1. A method for configuring FPGA (field programmable gate array) circuitry from VHDL (Very high speed integrated circuit Hardware Description Language) code with reduced delay from large multiplexers, comprising:

analyzing VHDL code;

identifying a large multiplexer defined within the VHDL code based upon one or more parameters;

splitting the large multiplexer into a multiple level multiplexer structure including a plurality of smaller multiplexers;

synthesizing the VHDL code to create hardware definitions; and

decomposing the hardware definitions into FPGA circuitry.

2. The method of claim 1, wherein the identifying step comprises identifying a multiplexer that has 8 or more input signal sources as a large multiplexer.

3. The method of claim 1, wherein the identifying step comprises identifying a multiplexer that is 16 or more bits wide for a total number of input signals as a large multiplexer.

4. The method of claim 1, wherein the splitting step comprises splitting the large multiplexer into two levels of cascaded multiplexers.

5. The method of claim 4, wherein the splitting step comprises splitting the large multiplexer into two first level multiplexers followed by one second level multiplexer.

6. The method of claim 1, wherein the splitting step comprises splitting the large multiplexer into more than two levels of cascaded multiplexers.

7. The method of claim 1, wherein the analyzing, identifying and splitting steps are performed automatically by a VHDL tool.

8. The method of claim 7, further comprising allowing user defined parameters to be set within the VHDL tool to control at least in part the analyzing, identifying and splitting steps.
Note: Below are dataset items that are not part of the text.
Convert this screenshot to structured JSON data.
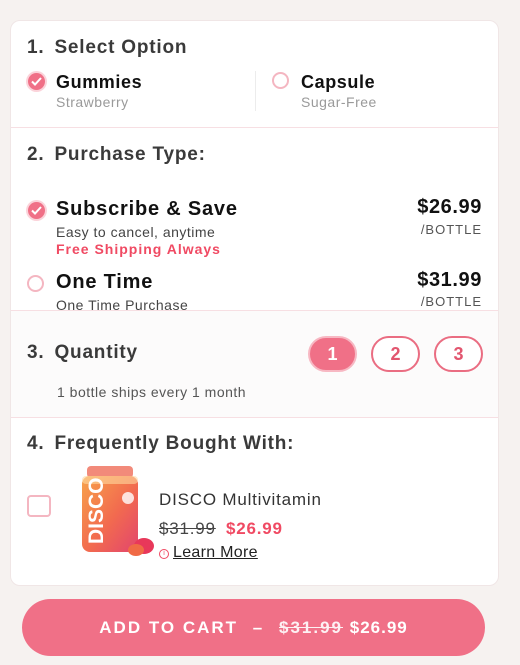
{
  "select_option": {
    "number": "1.",
    "title": "Select Option",
    "options": [
      {
        "label": "Gummies",
        "sub": "Strawberry",
        "selected": true
      },
      {
        "label": "Capsule",
        "sub": "Sugar-Free",
        "selected": false
      }
    ]
  },
  "purchase_type": {
    "number": "2.",
    "title": "Purchase Type:",
    "options": [
      {
        "label": "Subscribe & Save",
        "sub": "Easy to cancel, anytime",
        "highlight": "Free Shipping Always",
        "price": "$26.99",
        "per": "/BOTTLE",
        "selected": true
      },
      {
        "label": "One Time",
        "sub": "One Time Purchase",
        "price": "$31.99",
        "per": "/BOTTLE",
        "selected": false
      }
    ]
  },
  "quantity": {
    "number": "3.",
    "title": "Quantity",
    "options": [
      "1",
      "2",
      "3"
    ],
    "selected": "1",
    "note": "1 bottle ships every 1 month"
  },
  "frequently_bought": {
    "number": "4.",
    "title": "Frequently Bought With:",
    "product": {
      "name": "DISCO Multivitamin",
      "old_price": "$31.99",
      "new_price": "$26.99",
      "learn_more": "Learn More",
      "checked": false,
      "image_icon": "vitamin-bottle-image",
      "brand_text": "DISCO"
    }
  },
  "cta": {
    "label": "ADD TO CART",
    "separator": "–",
    "old_price": "$31.99",
    "new_price": "$26.99"
  },
  "colors": {
    "accent": "#f07087",
    "accent_text": "#f04a63",
    "background": "#f6f2f0"
  }
}
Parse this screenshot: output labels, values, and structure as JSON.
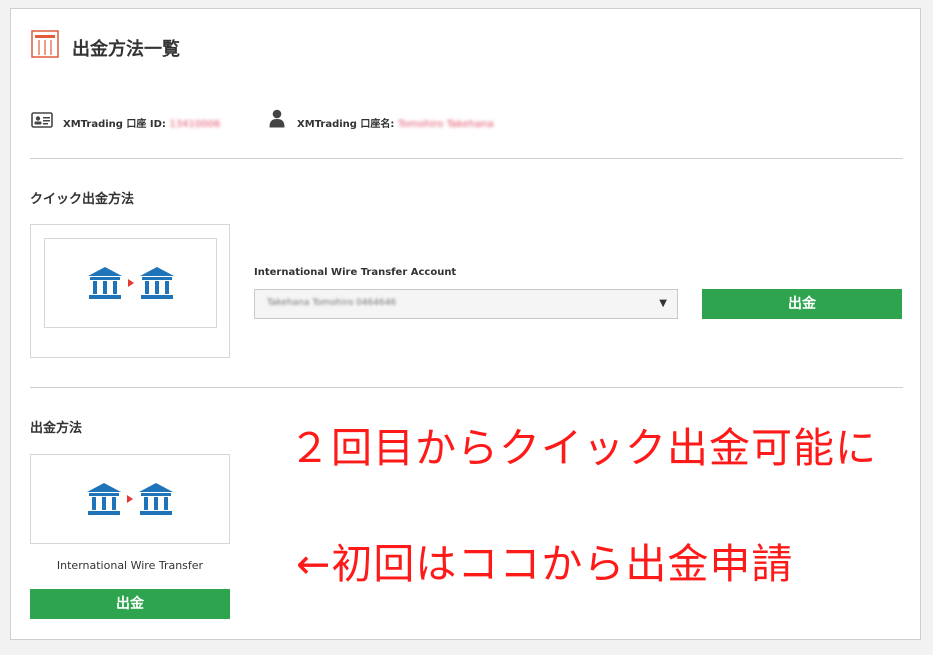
{
  "header": {
    "title": "出金方法一覧",
    "icon": "withdrawal-list-icon"
  },
  "account": {
    "id_label": "XMTrading 口座 ID:",
    "id_value": "13410006",
    "name_label": "XMTrading 口座名:",
    "name_value": "Tomohiro Takehana"
  },
  "quick": {
    "section_title": "クイック出金方法",
    "field_label": "International Wire Transfer Account",
    "select_value": "Takehana Tomohiro 0464646",
    "button_label": "出金"
  },
  "methods": {
    "section_title": "出金方法",
    "items": [
      {
        "caption": "International Wire Transfer",
        "button_label": "出金"
      }
    ]
  },
  "annotations": {
    "line1": "２回目からクイック出金可能に",
    "line2": "←初回はココから出金申請"
  },
  "colors": {
    "accent_green": "#2ea44f",
    "icon_blue": "#1f74b9",
    "annotation_red": "#ff1a1a",
    "arrow_red": "#e53935"
  }
}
9. The method of claim 1, wherein the analyzing and identifying are performed by a VHDL tool and further comprising communicating to a user the existence of a large multiplexer and allowing the user to determine whether or not the splitting step is performed.

10. The method of claim 1, further comprising using a total number of input signals and a number of signals per input source as parameters in the identifying step.

11. A system for configuring FPGA (field programmable gate array) circuitry from VHDL (Very high speed integrated circuit Hardware Description Language) code with reduced delay from large multiplexers, comprising:

an input configured to receive VHDL code;

a synthesizer configured to receive the VHDL code and to synthesize hardware definitions from the VHDL code;

an analyzer and splitter for large multiplexers configured to communicate with the synthesizer to identify large multiplexers within the VHDL code based upon one or more parameters and to split large multiplexers once identified;

a decomposer configured to receive the hardware definitions from the synthesizer and to program FPGA circuitry including any large multiplexer identified and split.

12. The system of claim 11, wherein the parameters are configured to identify a multiplexer that has 8 or more input signal sources as a large multiplexer.

13. The system of claim 11, wherein the parameters are configured to identify a multiplexer that is 16 or more bits wide for a total number of input signals as a large multiplexer.

14. The system of claim 11, wherein the analyzer and splitter is configured to split a large multiplexer into two levels of cascaded multiplexers.

15. The system of claim 14, wherein the analyzer and splitter is configured to split the large multiplexer into two first level multiplexers followed by one second level multiplexer.

16. The system of claim 11, wherein the analyzer and splitter is configured to split the large multiplexer into more than two levels of cascaded multiplexers.

17. The system of claim 11, wherein the analyzer and splitter is configured to operate automatically.

18. The system of claim 17, wherein at least one or more of the parameters are configured to be set by user input.

19. The system of claim 11, wherein one of the parameters comprises an indication from a user regarding whether an identified multiplexer is to be split.

20. The system of claim 11, wherein the parameters including a total number of input signals and a number of signals per input source.